Don't tell her she has a choice to let you do this or she can leave or any such arrogant sorts of things. It won't help your case at all. Any statement that makes her feel insecure will only serve to hurt you.
I hope something I've said will help you in some way. I hope you are man enough to let the idea go if your wife simply cannot deal with it. You did marry her with the understanding of monogamy too. Did your vows include, "forsaking all others?" Mine did not. My wife even dug out the audio tape of our wedding to listen carefully to see if they were.
One thing to remember is that you need to be a man of your word to gain and keep her respect. If you blow it, it will do much damage to your relationship.
Now for the cool part. It is almost impossible to find a second woman in today's society who is: 1. Interested in you personally as a man 2. Willing to accept and live in a polygamous marriage 3. Is someone who will get along with you and your wife harmoniously.
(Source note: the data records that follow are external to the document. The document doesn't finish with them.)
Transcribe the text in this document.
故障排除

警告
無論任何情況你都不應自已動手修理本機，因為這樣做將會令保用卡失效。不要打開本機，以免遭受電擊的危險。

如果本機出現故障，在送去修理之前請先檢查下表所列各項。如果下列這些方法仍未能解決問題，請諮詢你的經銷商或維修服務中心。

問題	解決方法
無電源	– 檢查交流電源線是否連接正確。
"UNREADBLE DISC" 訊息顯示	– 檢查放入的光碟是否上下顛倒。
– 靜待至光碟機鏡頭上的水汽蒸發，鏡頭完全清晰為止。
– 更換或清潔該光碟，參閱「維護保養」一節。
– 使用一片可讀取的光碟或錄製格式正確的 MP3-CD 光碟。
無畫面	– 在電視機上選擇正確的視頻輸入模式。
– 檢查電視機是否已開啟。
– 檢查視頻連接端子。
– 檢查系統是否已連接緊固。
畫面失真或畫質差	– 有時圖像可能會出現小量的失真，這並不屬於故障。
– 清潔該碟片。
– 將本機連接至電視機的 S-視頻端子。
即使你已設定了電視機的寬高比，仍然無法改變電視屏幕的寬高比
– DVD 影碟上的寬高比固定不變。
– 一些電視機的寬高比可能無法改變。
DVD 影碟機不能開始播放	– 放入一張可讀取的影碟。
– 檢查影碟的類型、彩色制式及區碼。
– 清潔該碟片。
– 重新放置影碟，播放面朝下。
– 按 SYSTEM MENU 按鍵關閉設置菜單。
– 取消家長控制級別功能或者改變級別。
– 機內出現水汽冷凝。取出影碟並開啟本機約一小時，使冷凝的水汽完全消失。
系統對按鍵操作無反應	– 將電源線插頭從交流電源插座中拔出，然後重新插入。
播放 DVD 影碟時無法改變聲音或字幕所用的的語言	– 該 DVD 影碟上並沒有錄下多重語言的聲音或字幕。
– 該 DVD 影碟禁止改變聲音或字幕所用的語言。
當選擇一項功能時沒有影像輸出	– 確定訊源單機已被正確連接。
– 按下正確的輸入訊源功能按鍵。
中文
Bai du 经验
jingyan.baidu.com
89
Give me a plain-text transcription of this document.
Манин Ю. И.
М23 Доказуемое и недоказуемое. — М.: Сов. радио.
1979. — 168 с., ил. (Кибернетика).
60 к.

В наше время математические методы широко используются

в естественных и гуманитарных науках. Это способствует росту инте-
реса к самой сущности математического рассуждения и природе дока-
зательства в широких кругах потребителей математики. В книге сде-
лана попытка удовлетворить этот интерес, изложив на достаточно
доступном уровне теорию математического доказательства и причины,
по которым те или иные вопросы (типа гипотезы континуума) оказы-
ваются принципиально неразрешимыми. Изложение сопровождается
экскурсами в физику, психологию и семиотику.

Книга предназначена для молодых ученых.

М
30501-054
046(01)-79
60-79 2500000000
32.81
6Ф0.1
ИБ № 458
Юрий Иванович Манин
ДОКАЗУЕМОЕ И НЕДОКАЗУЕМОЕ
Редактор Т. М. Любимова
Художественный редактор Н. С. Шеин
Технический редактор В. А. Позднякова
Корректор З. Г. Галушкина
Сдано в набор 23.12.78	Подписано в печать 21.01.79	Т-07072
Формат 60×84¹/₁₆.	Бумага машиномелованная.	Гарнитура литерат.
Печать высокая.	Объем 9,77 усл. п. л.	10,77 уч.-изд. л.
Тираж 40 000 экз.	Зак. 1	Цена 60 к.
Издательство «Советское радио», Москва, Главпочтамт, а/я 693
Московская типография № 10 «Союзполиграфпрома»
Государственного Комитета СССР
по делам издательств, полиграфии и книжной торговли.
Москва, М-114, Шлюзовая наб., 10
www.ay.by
We've been looking/waiting for the right lady for 3 plus years now. I still have one wife. Some men who have embarked on this journey carelessly and stubbornly have no wife after less time. Some of them have children who think they're crazy and they don't respect their father anymore.
Please consider all of the downfalls before jumping headlong into this.
If you do decide to talk about this with your wife, speak to her gently and lovingly. Help her through it and let her know you would never want to be without her no matter what.
Stay completely honest and never hide anything from her. You'll have to be honest with yourself and your own emotions too.
Anyway, I hope I've been of some help. Feel free to write if you have questions.
In His service, David
P.S Consider the marriage you already have as most important of anything.
Women who are interested in polygamy want a loving man who isn't forcing polygamy on their first wife. If they see the first sign of it, or jealousy in your wife they won't be around. If you make the marriage and family you have now something other women would want to be part of you may have a chance.
Polygamy will cause you to stretch to be a better man, husband and father.